Credits: Larry Hama (writer), Anthony Winn (penciler), Dan Green (inker), Comicraft (lettering), Joe Rosas & Graphic Color Works (colors)
Summary: Wolverine passes through Manhattan’s East Village and stops two thugs from accosting a man in a wheelchair and his girlfriend. The woman, Kirstin, offers Wolverine a place to stay in the building she works in as a super. A juggling mime who watched the confrontation is lured into a basement by a mystery figure. That night, Wolverine tries to sleep, but can’t stop thinking about the events of the past few months. The next day, Kirstin guides him to a construction site, overseen by Helen Bach. Wolverine offers to work for free, hoping to spend time doing honest work. Later, while walking home with Helen, Wolverine spots the two thugs he stopped earlier defacing his motorcycle. Wolverine’s surprised when Helen attacks the men. After fighting them off, Wolverine pushes his motorcycle into his apartment. He’s greeted by the mime he saw earlier, who is now juggling butcher knives.
I Love the ‘90s: The letters page finally gives an actual email address where letters can be sent.

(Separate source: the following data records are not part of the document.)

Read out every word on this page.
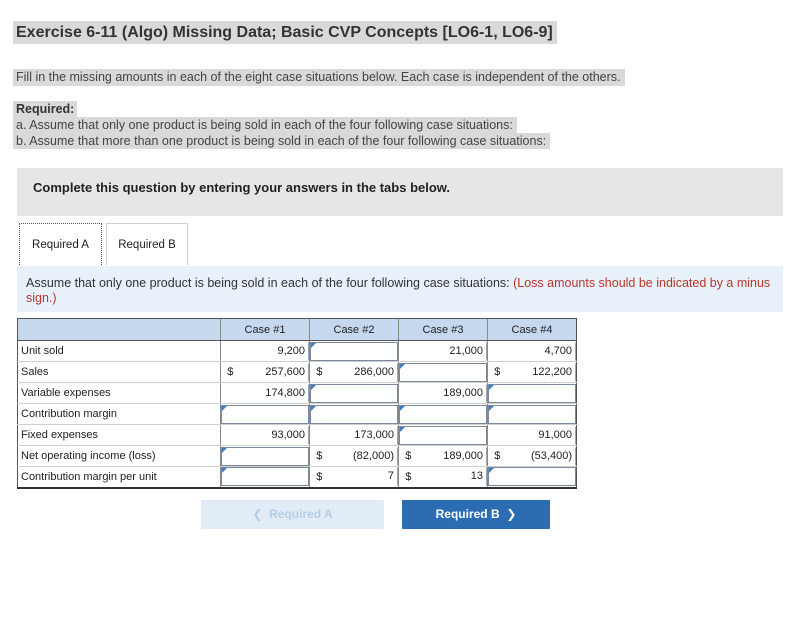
Exercise 6-11 (Algo) Missing Data; Basic CVP Concepts [LO6-1, LO6-9]
Fill in the missing amounts in each of the eight case situations below. Each case is independent of the others.
Required:
a. Assume that only one product is being sold in each of the four following case situations:
b. Assume that more than one product is being sold in each of the four following case situations:
Complete this question by entering your answers in the tabs below.
Required A	Required B
Assume that only one product is being sold in each of the four following case situations: (Loss amounts should be indicated by a minus sign.)
	Case #1		Case #2		Case #3		Case #4	
Unit sold		9,200				21,000		4,700

Sales	$	257,600	$	286,000			$	122,200

Variable expenses		174,800				189,000		

Contribution margin					

Fixed expenses		93,000		173,000				91,000

Net operating income (loss)			$	(82,000)	$	189,000	$	(53,400)

Contribution margin per unit			$	7	$	13		

❮ Required A	Required B ❯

Review: This is another issue that sets up the new status quo of the series. It largely serves as a character piece, but it also manages to introduce a decent amount of plot and offer a few hints about the new supporting cast members. Nothing really came of the new supporting cast, but I like what little we see of them. Clive, the man in the wheelchair, and Helen both chastise Wolverine about using violence, which helps to reestablish the idea that Wolverine himself isn’t entirely comfortable with his violent nature. Helen’s willingness to become violent herself when provoked adds some mystery to the character, one that actually was resolved a few issues later.
Hama tries to build the new direction from the previous issues, as Wolverine claims that living in the city is his response to hunting deer on Xavier’s grounds, essentially having him test himself by going from one extreme to another. It’s a quickie way to resolve the “feral Wolverine” arc from the post-AoA issues, but that story had already played itself out by this point, and using it to justify a new direction is preferable to just forgetting it or dragging it out any longer. The Onslaught storyline is referenced again, but Hama gets decent material out of it. The building Wolverine is helping to rebuild was damaged by Onslaught, and another scene reveals that Wolverine’s guilt over his role in indirectly creating Onslaught keeps him awake at night. Hama finds a clever application of Wolverine’s powers, as he works out relentlessly, hoping to force himself to sleep after tiring himself out. However, his healing factor prevents him from staying exhausted long enough to sleep. It’s a smart idea, and it’s another example of Hama “getting” Wolverine in a way few writers do.